I couldn’t stop thinking about it.


Even as a product manager, I’m not immune to this. I spend my day job figuring out what to build and why. But when it’s my own project, something changes. The excitement takes over. I skip the questions I’d ask at work and go straight to the editor.

Last month I made a WeChat mini-program called Little Deer ABC — a kids’ English learning tool. I vibe-coded it in a few days with my OPE agent. And when it was done, I realized I had no plan for how anyone would find it.

Knowing how to build a product and knowing how to sell one are two very different skills.


This time something shifted. Instead of opening my editor, I sat there and did something I’d never done so deliberately before: I studied why this product was already working.

Not the code. Not the UI. The business.

What is this product actually doing? It takes vlogs from YouTube — native English speakers talking about travel, food, daily routines, the kind of things you’d actually talk about in real life — and turns them into structured lessons. You’re not just watching a vlog for entertainment. You’re learning English in context: real people, real scenes, real language. It’s scenario-based learning without feeling like a classroom.

Who’s paying for this? I went to Red Note — the Chinese version of TikTok — and searched for English learning. The posts have tens of thousands of likes. The comments are full of real pain — people describing how their brain tries to translate every word and can’t keep up with the speaker, how by the time they finish translating the first sentence the speaker is three sentences ahead. These aren’t hypothetical users. They’re real people, describing a real problem, in a place where I can find them.

Is anyone already paying? SpeakVlog already proved that.

How do they find it? Red Note content. No paid ads, no App Store optimization. Just content that reaches the people who have the problem.

There’s a huge difference between knowing the right questions and actually having answers before you write code. I’d never had all of them answered at the same time before starting a project.


So I built it. I used my OPE agent and went from zero to a fully functional product in 24 hours. Login, dashboard, video player with synced subtitles, word highlighting, flashcards, dictation mode, learning records. Seven pages, pixel-perfect.

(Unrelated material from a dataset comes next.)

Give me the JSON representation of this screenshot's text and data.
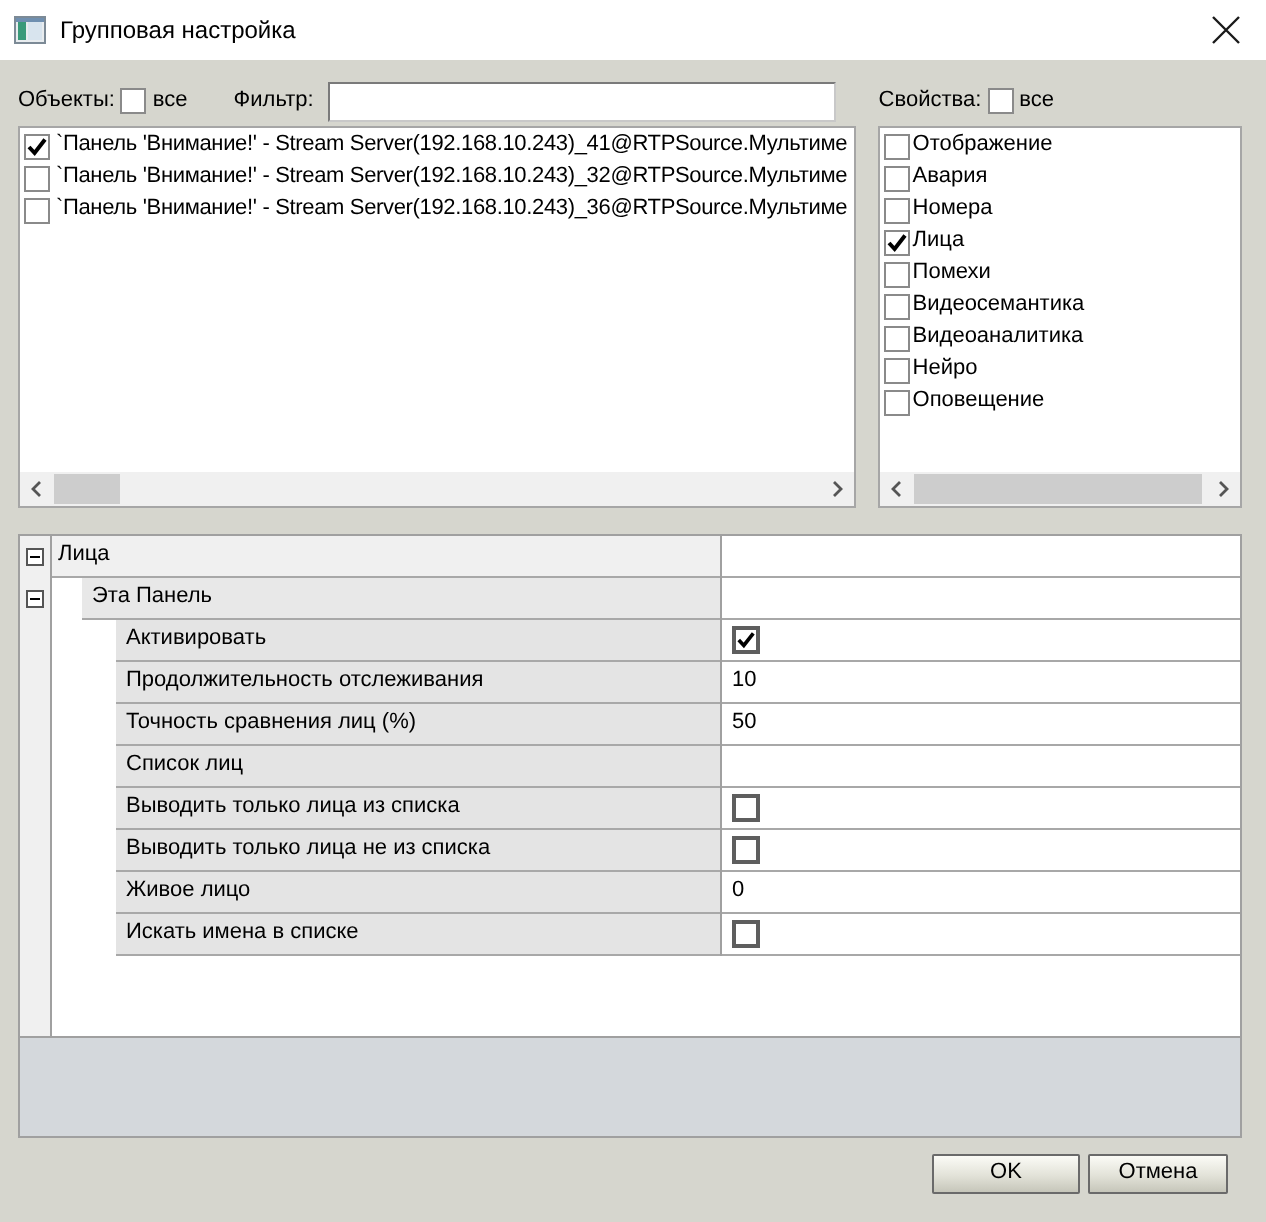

That speed wasn’t because I’m fast. It was because there was nothing to figure out. All the product decisions were already answered by the product I was learning from. I just had to execute.

When direction is clear, building is just labor.


But building backward doesn’t mean stopping at a copy.

A copy is a starting point, not a destination. The real value of building backward is that it gives you a foundation of validated assumptions. You know the market is real. You know people pay. You know how to reach them. From that foundation, you can see opportunities the original product can’t.

That’s where I am now. I’m building a second product — same validated model, completely different audience. Can the pattern of learning English through video content, distributed through Red Note, work for parents who want their young children to speak English? I don’t know yet.